The decision by Maryland Governor Larry Hogan to cancel the Red Line rail project has had continuing blowback, according to an article by Emily Badger, and the situation exemplifies a common inequity in transportation investment around the country.
A coalition of civil rights groups filed a complaint earlier this week with the federal Department of Transportation that the decision violated the Civil Rights Act. "By nixing the transit project — particularly in favor of rural and suburban highway funding — the state will disproportionately harm African Americans," explains Badger of the complaint.
The article includes quotes and background from Sherrilyn Ifill, president and director-counsel for the NAACP Legal Defense and Education Fund, which led the complaint, to explain how the complaint connects the issues of transportation and civil rights.

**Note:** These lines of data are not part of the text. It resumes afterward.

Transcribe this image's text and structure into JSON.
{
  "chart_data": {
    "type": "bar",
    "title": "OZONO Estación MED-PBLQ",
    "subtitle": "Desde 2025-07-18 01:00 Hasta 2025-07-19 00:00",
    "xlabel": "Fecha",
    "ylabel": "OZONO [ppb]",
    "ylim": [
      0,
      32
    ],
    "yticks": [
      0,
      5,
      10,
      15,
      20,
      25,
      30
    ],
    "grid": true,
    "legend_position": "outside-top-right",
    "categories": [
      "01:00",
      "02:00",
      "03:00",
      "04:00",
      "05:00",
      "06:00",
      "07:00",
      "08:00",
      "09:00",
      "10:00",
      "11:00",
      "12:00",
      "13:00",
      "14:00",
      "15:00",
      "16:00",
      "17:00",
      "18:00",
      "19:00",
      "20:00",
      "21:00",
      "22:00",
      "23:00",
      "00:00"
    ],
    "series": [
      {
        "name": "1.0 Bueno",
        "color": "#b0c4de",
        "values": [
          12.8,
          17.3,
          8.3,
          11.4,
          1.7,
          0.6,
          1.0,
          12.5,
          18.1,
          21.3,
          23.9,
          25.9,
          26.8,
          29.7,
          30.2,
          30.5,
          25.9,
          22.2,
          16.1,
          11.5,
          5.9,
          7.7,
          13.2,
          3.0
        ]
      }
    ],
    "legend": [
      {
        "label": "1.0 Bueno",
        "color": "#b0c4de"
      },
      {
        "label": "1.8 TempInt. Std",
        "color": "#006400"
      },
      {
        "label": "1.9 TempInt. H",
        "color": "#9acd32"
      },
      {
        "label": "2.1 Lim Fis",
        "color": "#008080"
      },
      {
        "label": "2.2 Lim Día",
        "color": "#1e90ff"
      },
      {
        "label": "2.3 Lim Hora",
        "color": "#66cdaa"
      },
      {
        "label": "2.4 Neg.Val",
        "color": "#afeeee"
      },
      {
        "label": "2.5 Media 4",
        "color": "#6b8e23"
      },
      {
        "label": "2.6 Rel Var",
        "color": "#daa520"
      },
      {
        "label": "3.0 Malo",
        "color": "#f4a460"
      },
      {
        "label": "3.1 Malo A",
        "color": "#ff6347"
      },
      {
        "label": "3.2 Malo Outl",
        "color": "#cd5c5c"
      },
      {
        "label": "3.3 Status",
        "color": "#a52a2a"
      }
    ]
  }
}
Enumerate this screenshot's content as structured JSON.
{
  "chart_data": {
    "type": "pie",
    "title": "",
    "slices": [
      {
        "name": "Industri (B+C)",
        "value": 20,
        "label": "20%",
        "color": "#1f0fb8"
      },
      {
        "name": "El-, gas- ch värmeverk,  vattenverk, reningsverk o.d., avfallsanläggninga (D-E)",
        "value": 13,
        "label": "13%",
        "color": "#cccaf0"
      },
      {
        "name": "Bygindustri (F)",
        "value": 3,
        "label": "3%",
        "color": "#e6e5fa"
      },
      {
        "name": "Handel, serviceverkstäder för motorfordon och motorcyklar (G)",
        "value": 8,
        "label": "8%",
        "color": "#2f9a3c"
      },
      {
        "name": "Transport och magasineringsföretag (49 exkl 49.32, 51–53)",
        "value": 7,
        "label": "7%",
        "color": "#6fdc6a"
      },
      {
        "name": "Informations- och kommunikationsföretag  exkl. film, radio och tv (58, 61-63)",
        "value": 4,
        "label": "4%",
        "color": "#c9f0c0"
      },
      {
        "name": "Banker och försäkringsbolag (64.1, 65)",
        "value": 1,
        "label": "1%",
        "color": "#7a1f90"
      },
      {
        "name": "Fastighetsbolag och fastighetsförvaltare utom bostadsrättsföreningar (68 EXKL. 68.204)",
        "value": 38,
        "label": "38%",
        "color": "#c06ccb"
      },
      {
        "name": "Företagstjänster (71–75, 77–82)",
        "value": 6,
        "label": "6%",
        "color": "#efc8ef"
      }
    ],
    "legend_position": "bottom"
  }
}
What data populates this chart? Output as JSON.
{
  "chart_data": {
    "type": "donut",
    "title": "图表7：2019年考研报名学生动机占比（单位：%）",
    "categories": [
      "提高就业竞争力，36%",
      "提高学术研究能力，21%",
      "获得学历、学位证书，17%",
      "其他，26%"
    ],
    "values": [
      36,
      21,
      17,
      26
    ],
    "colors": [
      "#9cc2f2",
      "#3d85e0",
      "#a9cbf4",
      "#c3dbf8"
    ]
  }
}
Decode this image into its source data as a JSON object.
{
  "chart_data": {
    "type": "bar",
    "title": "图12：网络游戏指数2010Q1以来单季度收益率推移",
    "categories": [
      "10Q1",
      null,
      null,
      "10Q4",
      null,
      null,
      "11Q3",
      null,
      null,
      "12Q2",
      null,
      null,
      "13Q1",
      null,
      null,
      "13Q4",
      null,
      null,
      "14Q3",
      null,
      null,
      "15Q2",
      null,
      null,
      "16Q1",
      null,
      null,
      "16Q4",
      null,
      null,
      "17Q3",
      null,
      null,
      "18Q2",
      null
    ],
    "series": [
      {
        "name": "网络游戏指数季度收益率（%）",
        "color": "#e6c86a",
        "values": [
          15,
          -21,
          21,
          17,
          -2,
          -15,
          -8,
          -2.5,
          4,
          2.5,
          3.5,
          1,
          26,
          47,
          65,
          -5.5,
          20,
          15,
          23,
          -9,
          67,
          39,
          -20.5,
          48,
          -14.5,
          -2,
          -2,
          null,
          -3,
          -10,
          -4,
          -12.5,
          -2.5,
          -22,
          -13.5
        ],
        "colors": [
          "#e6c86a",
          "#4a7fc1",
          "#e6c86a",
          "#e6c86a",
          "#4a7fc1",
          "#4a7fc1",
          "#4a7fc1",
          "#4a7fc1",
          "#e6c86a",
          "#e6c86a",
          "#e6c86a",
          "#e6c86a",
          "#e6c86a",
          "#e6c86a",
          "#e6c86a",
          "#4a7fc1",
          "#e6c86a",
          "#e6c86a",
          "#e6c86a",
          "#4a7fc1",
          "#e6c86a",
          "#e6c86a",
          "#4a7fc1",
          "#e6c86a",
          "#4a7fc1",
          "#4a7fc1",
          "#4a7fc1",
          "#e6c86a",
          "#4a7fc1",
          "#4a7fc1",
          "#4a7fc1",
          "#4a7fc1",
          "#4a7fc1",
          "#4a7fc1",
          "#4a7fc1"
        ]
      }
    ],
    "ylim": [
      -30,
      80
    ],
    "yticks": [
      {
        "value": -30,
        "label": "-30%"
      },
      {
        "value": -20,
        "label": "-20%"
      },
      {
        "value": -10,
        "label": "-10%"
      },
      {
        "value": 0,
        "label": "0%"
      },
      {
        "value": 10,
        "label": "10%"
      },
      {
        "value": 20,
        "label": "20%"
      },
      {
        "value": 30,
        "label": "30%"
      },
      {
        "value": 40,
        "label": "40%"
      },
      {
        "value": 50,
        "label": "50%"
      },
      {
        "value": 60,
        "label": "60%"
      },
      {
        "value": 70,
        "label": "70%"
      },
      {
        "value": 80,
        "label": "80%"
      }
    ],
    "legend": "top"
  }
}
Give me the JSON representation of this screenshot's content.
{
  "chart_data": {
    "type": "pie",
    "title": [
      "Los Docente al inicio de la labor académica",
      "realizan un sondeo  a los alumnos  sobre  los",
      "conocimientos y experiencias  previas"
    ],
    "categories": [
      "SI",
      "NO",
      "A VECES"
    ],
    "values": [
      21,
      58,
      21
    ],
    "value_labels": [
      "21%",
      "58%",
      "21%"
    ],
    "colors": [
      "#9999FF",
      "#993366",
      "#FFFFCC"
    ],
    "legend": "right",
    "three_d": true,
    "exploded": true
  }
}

From the complaint itself: "the cancellation of the Red Line Project, rather than being a cost-saving measure, was simply a naked transfer of resources from the project corridor’s primarily African-American population to other rural and suburban parts of the state…"
Ifill also suggests that transportation contributed directly to the unrest that followed the death of Freddie Gray while in the custody of Baltimore police. "As much attention as we give to the trial of the officers who were charged in the killing of Freddie Gray...we should give to a decision that implicates 10,000 construction jobs and billions of infrastructure investment in Baltimore that were eliminated in a single day, by a single decision, made by a single person."